First Nations-led research program to measure Indigenous family violence
A new $15m Indigenous-led program funded by the federal government will look to address the extent of First Nations family and domestic violence.
With progress toward the critical Closing the Gap target of halving violence and abuse against First Nations women and children by 2031 uncertain due to a dearth of reliable data, the Albanese government will fund a new Indigenous-led research program to fill the information gap.
The $15m investment over five years, part of the Indigenous-specific response under the National Plan to End Violence against Women and Children 2022-32, will build a better data set to understand the scale of the problem and measure progress, social services minister Amanda Rishworth said.
Ms Rishworth said the full scope of violence and abuse against Indigenous women and children remained unclear, and not enough was known about the impact of existing programs or what progress was being made.

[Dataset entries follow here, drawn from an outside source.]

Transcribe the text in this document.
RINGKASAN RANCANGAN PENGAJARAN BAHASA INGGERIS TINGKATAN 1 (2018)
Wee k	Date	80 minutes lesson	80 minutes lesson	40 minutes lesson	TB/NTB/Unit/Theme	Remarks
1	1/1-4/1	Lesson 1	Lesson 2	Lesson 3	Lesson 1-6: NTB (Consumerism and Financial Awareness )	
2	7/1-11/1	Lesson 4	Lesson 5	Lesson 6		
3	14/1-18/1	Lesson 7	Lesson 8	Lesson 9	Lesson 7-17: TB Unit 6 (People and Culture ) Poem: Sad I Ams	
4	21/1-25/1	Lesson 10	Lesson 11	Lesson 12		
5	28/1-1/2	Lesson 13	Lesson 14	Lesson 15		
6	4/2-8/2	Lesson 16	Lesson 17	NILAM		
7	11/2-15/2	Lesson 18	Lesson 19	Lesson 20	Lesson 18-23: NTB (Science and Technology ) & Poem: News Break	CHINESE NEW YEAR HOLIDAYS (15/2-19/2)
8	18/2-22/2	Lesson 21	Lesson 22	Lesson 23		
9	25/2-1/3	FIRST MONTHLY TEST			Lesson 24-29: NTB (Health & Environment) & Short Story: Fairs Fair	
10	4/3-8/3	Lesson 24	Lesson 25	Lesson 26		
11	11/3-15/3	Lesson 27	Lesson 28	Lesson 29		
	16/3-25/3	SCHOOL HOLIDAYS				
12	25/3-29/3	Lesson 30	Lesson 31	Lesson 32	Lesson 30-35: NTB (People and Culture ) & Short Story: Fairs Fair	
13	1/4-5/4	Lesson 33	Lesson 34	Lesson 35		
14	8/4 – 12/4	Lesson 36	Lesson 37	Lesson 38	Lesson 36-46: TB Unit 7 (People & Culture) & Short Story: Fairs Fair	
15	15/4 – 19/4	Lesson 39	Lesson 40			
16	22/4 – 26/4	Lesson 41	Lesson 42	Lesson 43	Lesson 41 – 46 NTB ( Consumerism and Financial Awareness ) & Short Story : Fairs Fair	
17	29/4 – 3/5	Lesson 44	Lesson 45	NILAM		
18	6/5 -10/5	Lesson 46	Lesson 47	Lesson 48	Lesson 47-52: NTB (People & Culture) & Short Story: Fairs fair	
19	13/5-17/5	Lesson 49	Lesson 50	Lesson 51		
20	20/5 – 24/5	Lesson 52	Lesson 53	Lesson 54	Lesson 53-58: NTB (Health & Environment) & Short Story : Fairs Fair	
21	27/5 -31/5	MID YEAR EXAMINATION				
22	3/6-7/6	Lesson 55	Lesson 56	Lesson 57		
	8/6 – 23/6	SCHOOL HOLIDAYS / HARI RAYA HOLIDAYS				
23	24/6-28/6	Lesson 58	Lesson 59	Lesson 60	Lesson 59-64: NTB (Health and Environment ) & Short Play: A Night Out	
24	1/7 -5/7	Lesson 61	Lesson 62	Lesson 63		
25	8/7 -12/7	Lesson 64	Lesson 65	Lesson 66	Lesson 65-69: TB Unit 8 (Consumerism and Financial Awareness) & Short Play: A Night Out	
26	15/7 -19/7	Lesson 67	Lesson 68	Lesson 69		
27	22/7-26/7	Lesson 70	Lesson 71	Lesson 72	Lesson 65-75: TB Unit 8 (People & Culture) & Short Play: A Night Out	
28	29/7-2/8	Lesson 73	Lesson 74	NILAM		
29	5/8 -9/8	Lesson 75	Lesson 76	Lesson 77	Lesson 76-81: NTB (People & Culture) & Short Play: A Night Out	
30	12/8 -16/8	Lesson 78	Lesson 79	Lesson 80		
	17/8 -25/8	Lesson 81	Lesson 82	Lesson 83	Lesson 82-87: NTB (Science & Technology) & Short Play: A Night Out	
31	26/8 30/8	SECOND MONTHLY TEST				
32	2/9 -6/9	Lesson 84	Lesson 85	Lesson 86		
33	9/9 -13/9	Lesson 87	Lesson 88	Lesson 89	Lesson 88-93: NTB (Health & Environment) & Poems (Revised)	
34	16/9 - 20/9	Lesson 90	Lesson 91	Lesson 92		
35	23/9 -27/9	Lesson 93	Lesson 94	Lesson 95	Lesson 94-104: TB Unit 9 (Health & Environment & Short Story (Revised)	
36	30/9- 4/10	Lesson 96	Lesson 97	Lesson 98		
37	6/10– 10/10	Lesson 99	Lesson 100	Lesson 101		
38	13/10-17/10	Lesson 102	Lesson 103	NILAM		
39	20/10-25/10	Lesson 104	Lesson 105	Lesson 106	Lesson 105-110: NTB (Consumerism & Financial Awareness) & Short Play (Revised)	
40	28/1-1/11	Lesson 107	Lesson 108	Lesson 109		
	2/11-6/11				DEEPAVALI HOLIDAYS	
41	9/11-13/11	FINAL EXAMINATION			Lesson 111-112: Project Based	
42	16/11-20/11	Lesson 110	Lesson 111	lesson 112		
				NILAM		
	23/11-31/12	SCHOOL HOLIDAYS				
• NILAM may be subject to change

She said the new information-gathering project would be Indigenous-led to allow for community-specific differences and to embed culturally sensitive data collection and reporting.
“It is vital that First Nations peoples lead and own the research that helps to understand the nature and extent of experiences of violence for First Nations women and children,” Ms Rishworth said.
“Not only can … (we) gain a much stronger picture of the nature and extent of family violence, but First Nations people having sovereignty over the research and resulting data will help shape solutions and strategies to end (this type of) violence.”
The funding announcement comes just a fortnight after federal opposition leader Peter Dutton called for a royal commission into child sex abuse in Aboriginal communities and criticised Anthony Albanese for inaction on the issue.
The Coalition’s call was condemned by many leading Indigenous organisations and key figures as an attempt to use the safety of children for political purposes. Child health experts such as Professor Fiona Stanley said the factors predicting child abuse and maltreatment were already known – poverty and its consequences such as poor housing, social unrest, substance abuse and parent mental illness.
Domestic and family violence affects all parts of Australian society, with one in four women experiencing intimate partner violence since the age of 15.
But Aboriginal and Torres Strait Islander women and children are over-represented, with First Nations women 34 times more likely to be hospitalised due to violence than non-Indigenous women and six times more likely to die as a result of family violence.
She said the Albanese government’s approach to First Nations family violence data collection differed from the former government’s plan to have the Australian Bureau of Statistics conduct an Indigenous Personal Safety Survey.
This would have ignored the rights of Aboriginal and Torres Strait Islander peoples to exercise authority over and govern the creation, collection, ownership and use of their data, she said.
Target 13 under the National Agreement to Close the Gap calls for a 50 per cent reduction by 2031 in the rate of all forms of family violence and abuse against Aboriginal and Torres Strait Islander women and children.